US 11,782,957 B2
Systems and methods for automated classification of a document
Kathan Roberts, Palo Alto, CA (US); Max Weiland Rosen, San Francisco, CA (US); Joerg Bredno, San Francisco, CA (US); Jafi Lipson, Palo Alto, CA (US); and Harit Nandani, San Carlos, CA (US)
Assigned to GRAIL, LLC, Menlo Park, CA (US)
Filed by GRAIL, LLC, Menlo Park, CA (US)
Filed on Apr. 6, 2022, as Appl. No. 17/714,826.
Claims priority of provisional application 63/172,471, filed on Apr. 8, 2021.
Claims priority of provisional application 63/248,755, filed on Sep. 27, 2021.
Prior Publication US 2022/0327145 A1, Oct. 13, 2022
Int. Cl. G06F 17/00 (2019.01); G06F 16/28 (2019.01); G06V 30/19 (2022.01); G06N 20/00 (2019.01); G16H 15/00 (2018.01)

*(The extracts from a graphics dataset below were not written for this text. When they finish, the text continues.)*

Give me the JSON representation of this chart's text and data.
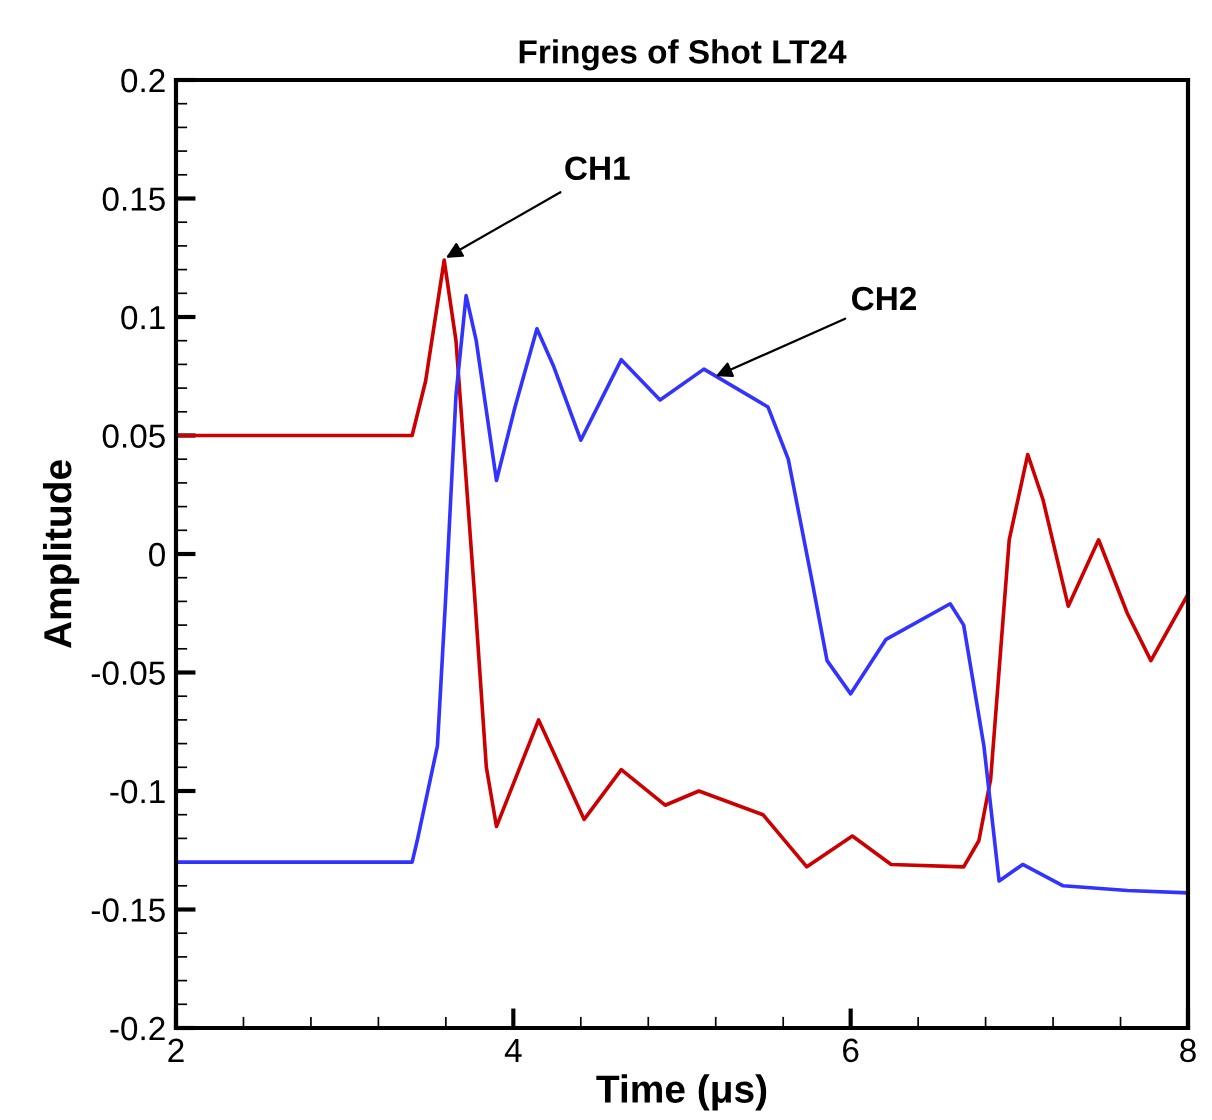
{
  "chart_data": {
    "type": "line",
    "title": "Fringes of Shot LT24",
    "xlabel": "Time (μs)",
    "ylabel": "Amplitude",
    "xlim": [
      2,
      8
    ],
    "xticks": [
      2,
      4,
      6,
      8
    ],
    "ylim": [
      -0.2,
      0.2
    ],
    "yticks": [
      -0.2,
      -0.15,
      -0.1,
      -0.05,
      0,
      0.05,
      0.1,
      0.15,
      0.2
    ],
    "grid": false,
    "legend": false,
    "marker": "none",
    "line_style": "solid",
    "series": [
      {
        "color": "#cc0000",
        "x": [
          2,
          2.5,
          3,
          3.4,
          3.48,
          3.59,
          3.66,
          3.77,
          3.84,
          3.9,
          4.15,
          4.42,
          4.64,
          4.9,
          5.1,
          5.48,
          5.74,
          6.01,
          6.24,
          6.67,
          6.76,
          6.83,
          6.94,
          7.05,
          7.14,
          7.29,
          7.47,
          7.64,
          7.78,
          8.0
        ],
        "values": [
          0.05,
          0.05,
          0.05,
          0.05,
          0.073,
          0.124,
          0.09,
          -0.017,
          -0.09,
          -0.115,
          -0.07,
          -0.112,
          -0.091,
          -0.106,
          -0.1,
          -0.11,
          -0.132,
          -0.119,
          -0.131,
          -0.132,
          -0.121,
          -0.095,
          0.006,
          0.042,
          0.023,
          -0.022,
          0.006,
          -0.025,
          -0.045,
          -0.017
        ]
      },
      {
        "color": "#3333ff",
        "x": [
          2,
          2.5,
          3,
          3.4,
          3.43,
          3.55,
          3.6,
          3.66,
          3.72,
          3.78,
          3.9,
          4.01,
          4.14,
          4.24,
          4.4,
          4.64,
          4.87,
          5.13,
          5.51,
          5.63,
          5.77,
          5.86,
          6.0,
          6.21,
          6.59,
          6.67,
          6.79,
          6.88,
          7.02,
          7.26,
          7.64,
          8.0
        ],
        "values": [
          -0.13,
          -0.13,
          -0.13,
          -0.13,
          -0.121,
          -0.081,
          -0.017,
          0.067,
          0.109,
          0.09,
          0.031,
          0.062,
          0.095,
          0.079,
          0.048,
          0.082,
          0.065,
          0.078,
          0.062,
          0.04,
          -0.011,
          -0.045,
          -0.059,
          -0.036,
          -0.021,
          -0.03,
          -0.081,
          -0.138,
          -0.131,
          -0.14,
          -0.142,
          -0.143
        ]
      }
    ],
    "annotations": [
      {
        "text": "CH1",
        "x": 3.6,
        "y": 0.125
      },
      {
        "text": "CH2",
        "x": 5.2,
        "y": 0.075
      }
    ]
  }
}
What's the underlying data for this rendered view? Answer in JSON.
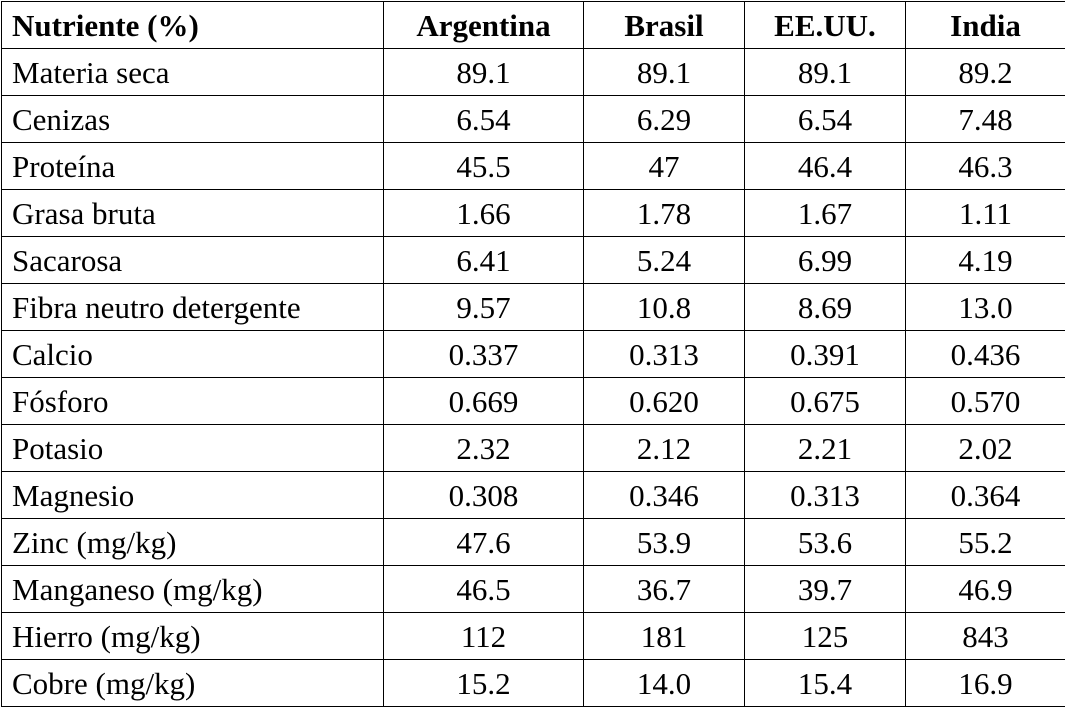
{
  "table": {
    "headers": [
      "Nutriente (%)",
      "Argentina",
      "Brasil",
      "EE.UU.",
      "India"
    ],
    "rows": [
      [
        "Materia seca",
        "89.1",
        "89.1",
        "89.1",
        "89.2"
      ],
      [
        "Cenizas",
        "6.54",
        "6.29",
        "6.54",
        "7.48"
      ],
      [
        "Proteína",
        "45.5",
        "47",
        "46.4",
        "46.3"
      ],
      [
        "Grasa bruta",
        "1.66",
        "1.78",
        "1.67",
        "1.11"
      ],
      [
        "Sacarosa",
        "6.41",
        "5.24",
        "6.99",
        "4.19"
      ],
      [
        "Fibra neutro detergente",
        "9.57",
        "10.8",
        "8.69",
        "13.0"
      ],
      [
        "Calcio",
        "0.337",
        "0.313",
        "0.391",
        "0.436"
      ],
      [
        "Fósforo",
        "0.669",
        "0.620",
        "0.675",
        "0.570"
      ],
      [
        "Potasio",
        "2.32",
        "2.12",
        "2.21",
        "2.02"
      ],
      [
        "Magnesio",
        "0.308",
        "0.346",
        "0.313",
        "0.364"
      ],
      [
        "Zinc (mg/kg)",
        "47.6",
        "53.9",
        "53.6",
        "55.2"
      ],
      [
        "Manganeso (mg/kg)",
        "46.5",
        "36.7",
        "39.7",
        "46.9"
      ],
      [
        "Hierro (mg/kg)",
        "112",
        "181",
        "125",
        "843"
      ],
      [
        "Cobre (mg/kg)",
        "15.2",
        "14.0",
        "15.4",
        "16.9"
      ]
    ]
  }
}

CPC G06F 16/285 (2019.01) [G06N 20/00 (2019.01); G06V 30/19173 (2022.01); G16H 15/00 (2018.01)] 24 Claims
OG exemplary drawing
 
1. A computer-implemented method for extracting information from a dataset, comprising:
receiving, at an information handling device, a dataset;
extracting, via optical character recognition implemented by a processor of the information handling device, textual information associated with the dataset; and
classifying the dataset into one of a plurality of classes, the classifying further comprising:
computing a similarity score for each of the plurality of classes for each of a plurality of window regions of the dataset, the computing further comprising:
sliding a window across the textual information to define the plurality of window regions, and for each of the plurality of window regions:
computing a relevance metric for the window region; and
calculating the similarity score for each of the plurality of classes by calculating a similarity function between the relevance metric for the window region and an average relevance metric for each of the plurality of classes;
determining, based on a subset of highest similarity scores computed for each of the plurality of classes for each of the plurality of window regions, overall similarity scores for each of the plurality of classes for the dataset; and
classifying the dataset as corresponding to a class of the plurality of classes with a highest overall similarity score for the dataset.